Brightly-colored spinnakers covered Penn Cove this weekend as 68 boats competed during Whidbey Island Race Week.
Many of the boats were returning members of the race from years prior. For them, the week is a summer tradition in a beautiful place that’s unique.
Even members of the race committee come back year after year. Charley Rathkopf, the Primary Race Officer, said he’s been coming to the race for 20 years.
“It’s just kind of a summer tradition — both my kids have been coming here since they were born. It’s like the summer vacation in the old days when everyone would go up to the Poconos,” he said, comparing Whidbey’s annual sailboat race to the popular Pennsylvania vacation spot.
“We meet the same families every year, and it’s like hanging with old friends”
Rathkopf oversees weeknight races for Corinthian Yacht Club in Seattle, and said he first got involved with Whidbey Island Race Week as a volunteer. He met Stan Butchart, who said he’s been involved with the race for “forever and a day.”
Butchart does the flags during the starts, and his wife Joyce and her sister Lorraine Carter record finishes.
“And they manage it with an iron fist,” Rathkopf added about the sisters.
Craig Cooley, a member of the Oak Harbor Yacht Club, lets the race use his boat to record finishes. Unlike years prior, recording Thursday’s finishes were pretty smooth since the wind was soft and current was strong.

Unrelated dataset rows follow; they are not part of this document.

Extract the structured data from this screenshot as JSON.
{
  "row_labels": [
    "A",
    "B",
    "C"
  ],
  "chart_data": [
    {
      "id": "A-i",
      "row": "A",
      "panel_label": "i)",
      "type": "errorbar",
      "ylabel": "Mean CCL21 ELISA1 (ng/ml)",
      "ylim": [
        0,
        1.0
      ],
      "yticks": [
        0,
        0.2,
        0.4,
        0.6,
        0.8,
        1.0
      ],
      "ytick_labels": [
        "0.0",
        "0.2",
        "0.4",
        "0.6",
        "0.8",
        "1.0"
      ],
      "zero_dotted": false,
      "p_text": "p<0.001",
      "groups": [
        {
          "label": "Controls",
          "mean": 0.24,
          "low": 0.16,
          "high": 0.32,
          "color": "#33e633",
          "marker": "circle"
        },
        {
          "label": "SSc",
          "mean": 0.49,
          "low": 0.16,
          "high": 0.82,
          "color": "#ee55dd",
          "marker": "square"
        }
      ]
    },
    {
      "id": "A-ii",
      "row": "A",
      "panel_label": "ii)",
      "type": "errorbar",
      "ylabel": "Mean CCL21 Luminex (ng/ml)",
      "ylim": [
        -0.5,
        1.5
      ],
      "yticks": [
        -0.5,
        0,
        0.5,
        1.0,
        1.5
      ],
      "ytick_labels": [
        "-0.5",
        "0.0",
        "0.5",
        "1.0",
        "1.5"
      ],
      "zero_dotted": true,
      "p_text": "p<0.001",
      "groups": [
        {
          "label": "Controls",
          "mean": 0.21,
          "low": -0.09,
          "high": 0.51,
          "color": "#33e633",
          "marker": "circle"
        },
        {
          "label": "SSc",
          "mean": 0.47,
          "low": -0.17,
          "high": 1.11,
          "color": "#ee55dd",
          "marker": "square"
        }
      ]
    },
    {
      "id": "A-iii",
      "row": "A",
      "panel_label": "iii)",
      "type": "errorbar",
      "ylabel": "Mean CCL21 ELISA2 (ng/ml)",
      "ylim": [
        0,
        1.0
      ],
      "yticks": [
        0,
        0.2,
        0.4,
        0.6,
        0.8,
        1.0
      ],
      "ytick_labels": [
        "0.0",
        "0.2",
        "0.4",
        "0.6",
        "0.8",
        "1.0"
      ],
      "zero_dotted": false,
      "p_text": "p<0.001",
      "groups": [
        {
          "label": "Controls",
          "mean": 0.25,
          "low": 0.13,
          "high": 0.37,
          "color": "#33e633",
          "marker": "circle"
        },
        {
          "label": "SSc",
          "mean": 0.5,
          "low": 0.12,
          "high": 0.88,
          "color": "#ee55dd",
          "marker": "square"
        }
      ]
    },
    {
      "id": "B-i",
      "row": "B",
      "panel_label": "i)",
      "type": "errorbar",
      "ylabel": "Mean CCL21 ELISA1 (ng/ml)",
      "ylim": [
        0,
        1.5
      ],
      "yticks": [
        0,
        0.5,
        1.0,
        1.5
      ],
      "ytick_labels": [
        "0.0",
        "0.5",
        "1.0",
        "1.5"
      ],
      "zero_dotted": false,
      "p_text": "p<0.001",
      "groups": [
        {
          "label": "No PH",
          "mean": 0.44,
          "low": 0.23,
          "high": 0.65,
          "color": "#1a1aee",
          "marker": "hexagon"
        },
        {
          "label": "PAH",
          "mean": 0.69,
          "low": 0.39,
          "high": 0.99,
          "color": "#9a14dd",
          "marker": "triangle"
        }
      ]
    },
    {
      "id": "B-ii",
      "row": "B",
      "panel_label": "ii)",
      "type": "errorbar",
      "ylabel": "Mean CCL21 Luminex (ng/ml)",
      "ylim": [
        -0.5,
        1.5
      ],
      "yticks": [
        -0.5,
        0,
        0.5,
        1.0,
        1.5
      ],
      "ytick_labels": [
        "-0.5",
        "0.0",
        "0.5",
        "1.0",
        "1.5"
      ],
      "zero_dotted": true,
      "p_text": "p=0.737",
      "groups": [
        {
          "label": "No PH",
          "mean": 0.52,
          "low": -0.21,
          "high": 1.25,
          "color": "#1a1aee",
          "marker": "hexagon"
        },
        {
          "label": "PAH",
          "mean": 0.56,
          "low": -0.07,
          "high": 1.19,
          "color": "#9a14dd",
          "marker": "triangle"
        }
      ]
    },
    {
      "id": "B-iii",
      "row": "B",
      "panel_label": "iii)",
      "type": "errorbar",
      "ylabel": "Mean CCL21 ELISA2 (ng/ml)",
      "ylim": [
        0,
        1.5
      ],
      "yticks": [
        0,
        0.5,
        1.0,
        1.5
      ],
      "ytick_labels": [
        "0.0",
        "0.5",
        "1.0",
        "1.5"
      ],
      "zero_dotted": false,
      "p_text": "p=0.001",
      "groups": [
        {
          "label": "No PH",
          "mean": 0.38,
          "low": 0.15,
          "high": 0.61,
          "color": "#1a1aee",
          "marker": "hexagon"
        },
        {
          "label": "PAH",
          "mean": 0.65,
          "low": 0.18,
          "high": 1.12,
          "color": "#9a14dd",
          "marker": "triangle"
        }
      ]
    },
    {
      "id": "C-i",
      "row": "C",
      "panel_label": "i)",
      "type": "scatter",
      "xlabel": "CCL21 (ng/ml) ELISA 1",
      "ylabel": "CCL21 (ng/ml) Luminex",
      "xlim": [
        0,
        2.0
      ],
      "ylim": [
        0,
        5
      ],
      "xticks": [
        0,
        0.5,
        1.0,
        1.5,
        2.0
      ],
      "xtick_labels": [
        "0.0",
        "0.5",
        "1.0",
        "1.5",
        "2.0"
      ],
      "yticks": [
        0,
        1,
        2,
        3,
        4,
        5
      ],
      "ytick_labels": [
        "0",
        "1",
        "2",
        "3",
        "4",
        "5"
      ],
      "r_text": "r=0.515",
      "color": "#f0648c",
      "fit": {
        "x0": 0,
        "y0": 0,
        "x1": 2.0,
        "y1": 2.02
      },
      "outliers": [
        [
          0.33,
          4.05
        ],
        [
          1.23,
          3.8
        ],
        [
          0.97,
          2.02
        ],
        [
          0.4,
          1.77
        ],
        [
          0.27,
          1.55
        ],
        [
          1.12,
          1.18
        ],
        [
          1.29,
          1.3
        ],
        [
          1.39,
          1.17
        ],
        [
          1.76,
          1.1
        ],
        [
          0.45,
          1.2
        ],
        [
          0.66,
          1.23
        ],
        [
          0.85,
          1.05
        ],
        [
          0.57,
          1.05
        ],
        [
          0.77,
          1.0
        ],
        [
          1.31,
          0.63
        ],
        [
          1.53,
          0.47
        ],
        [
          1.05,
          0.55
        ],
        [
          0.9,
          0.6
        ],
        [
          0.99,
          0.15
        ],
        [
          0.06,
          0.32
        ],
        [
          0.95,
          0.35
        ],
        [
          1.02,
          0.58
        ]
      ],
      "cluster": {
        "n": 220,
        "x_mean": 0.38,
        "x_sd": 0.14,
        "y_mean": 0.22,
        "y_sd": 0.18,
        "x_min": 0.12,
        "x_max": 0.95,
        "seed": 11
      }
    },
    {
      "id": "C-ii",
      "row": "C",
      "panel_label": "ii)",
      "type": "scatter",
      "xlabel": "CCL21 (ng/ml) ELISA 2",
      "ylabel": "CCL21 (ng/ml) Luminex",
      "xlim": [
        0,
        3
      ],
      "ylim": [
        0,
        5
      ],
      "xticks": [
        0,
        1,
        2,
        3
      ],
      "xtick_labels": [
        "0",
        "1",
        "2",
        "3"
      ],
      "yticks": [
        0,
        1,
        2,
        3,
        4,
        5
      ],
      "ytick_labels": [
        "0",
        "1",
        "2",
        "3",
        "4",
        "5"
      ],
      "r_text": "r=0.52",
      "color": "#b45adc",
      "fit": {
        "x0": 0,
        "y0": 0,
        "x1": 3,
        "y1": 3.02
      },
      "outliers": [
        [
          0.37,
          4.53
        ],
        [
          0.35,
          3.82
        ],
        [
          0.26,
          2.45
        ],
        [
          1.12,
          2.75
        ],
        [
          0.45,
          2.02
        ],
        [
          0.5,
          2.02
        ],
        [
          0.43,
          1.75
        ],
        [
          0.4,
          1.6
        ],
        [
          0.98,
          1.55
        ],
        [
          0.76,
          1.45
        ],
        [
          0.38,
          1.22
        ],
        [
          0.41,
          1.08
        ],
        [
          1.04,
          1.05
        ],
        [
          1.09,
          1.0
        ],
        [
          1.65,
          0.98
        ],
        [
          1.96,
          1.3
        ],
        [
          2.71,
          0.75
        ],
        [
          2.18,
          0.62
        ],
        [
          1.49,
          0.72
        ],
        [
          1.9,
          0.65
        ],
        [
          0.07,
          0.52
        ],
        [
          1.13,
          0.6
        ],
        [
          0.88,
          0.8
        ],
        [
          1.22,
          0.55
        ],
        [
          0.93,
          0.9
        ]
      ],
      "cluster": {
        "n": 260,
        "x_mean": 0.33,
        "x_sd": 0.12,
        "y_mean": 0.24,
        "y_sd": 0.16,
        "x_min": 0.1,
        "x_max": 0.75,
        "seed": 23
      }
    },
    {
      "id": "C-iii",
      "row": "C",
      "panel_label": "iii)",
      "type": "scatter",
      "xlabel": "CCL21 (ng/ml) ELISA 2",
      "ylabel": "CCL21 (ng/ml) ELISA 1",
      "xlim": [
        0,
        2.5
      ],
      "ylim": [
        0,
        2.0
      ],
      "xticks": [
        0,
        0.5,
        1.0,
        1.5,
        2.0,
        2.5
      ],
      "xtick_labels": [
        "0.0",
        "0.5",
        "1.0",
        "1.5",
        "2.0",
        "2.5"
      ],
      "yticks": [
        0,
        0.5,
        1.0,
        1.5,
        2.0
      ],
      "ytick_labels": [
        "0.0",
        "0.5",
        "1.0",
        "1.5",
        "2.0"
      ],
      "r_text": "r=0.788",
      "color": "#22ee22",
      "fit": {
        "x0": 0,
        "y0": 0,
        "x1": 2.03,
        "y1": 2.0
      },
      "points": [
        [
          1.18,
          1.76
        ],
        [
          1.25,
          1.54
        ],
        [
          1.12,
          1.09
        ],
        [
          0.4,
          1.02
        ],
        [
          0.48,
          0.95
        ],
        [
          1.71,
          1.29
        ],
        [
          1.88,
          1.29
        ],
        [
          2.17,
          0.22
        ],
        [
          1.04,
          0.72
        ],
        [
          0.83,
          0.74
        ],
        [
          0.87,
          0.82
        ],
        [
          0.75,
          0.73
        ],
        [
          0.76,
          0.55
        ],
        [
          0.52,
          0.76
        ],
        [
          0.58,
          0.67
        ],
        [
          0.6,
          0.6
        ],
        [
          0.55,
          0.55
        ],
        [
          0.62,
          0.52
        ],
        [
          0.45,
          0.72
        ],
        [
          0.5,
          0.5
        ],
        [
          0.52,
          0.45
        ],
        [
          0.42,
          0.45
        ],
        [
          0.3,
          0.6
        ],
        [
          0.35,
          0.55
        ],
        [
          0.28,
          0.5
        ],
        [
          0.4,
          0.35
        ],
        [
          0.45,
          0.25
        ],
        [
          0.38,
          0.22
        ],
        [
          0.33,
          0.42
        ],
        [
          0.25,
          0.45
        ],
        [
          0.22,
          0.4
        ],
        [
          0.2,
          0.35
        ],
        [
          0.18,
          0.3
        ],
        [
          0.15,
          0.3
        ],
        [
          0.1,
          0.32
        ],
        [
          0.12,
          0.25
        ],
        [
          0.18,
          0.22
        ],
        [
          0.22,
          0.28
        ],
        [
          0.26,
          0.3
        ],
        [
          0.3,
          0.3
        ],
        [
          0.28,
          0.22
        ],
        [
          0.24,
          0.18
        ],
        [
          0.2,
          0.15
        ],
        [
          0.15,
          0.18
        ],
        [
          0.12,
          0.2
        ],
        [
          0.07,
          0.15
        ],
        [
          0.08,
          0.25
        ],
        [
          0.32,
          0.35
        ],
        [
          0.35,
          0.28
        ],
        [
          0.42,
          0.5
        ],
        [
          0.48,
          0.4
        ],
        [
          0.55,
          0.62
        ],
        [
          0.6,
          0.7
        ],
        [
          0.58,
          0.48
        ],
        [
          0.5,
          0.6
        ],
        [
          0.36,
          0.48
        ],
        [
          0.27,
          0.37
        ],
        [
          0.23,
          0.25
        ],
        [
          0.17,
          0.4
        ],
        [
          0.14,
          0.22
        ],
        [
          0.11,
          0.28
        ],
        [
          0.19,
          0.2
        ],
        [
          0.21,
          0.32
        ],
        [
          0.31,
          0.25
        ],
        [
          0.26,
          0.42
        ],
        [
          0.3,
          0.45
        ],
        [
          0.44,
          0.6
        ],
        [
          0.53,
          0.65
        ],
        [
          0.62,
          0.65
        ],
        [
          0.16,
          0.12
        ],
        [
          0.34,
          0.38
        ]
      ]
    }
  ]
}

The sisters recalled a time last year when about 60 boats finished in two minutes.
“We were about ready to quit after that,” they each said with a laugh.
Cooley said he remembers when twice as many boats as this year’s turnout used to be the norm. “It was like fish soup.”
He said he thinks the economic downturn in 2008 was the start of the decline in racing.
“Sailboat racing is exorbitantly more expensive than it was 30 years ago even with inflation,” he said.
Cooley he thought the big change in cutting down the race to four days instead of five was good but the race is still a huge time commitment for racers.
“I think it’s a good idea but I don’t see where it’s going to make a big difference though. (The racers) gain one day at work (and) I don’t know if that’s worth it,” Cooley said. He used to race and said that the amount of time it takes for others to bring a boat up to Whidbey Island, as many of the racers are based in Seattle, was just too much for some people to keep coming.
However, Schelleen Rathkopf, the main organizer of the race, said she thinks more people will come to the race in the future. The schedule change was made to encourage sailors to keep coming to the race as a summer tradition and to encourage new sailors to try racing as well, which she said has already been shown.
Of the 68 boats this year, “19 are brand new boats making their debut at race week due in a large part to the shift to a four-day, Thursday-Sunday format,” she said.
Although the race can be hard to stay involved with, sailors are rewarded with the spectacular views surrounding the island.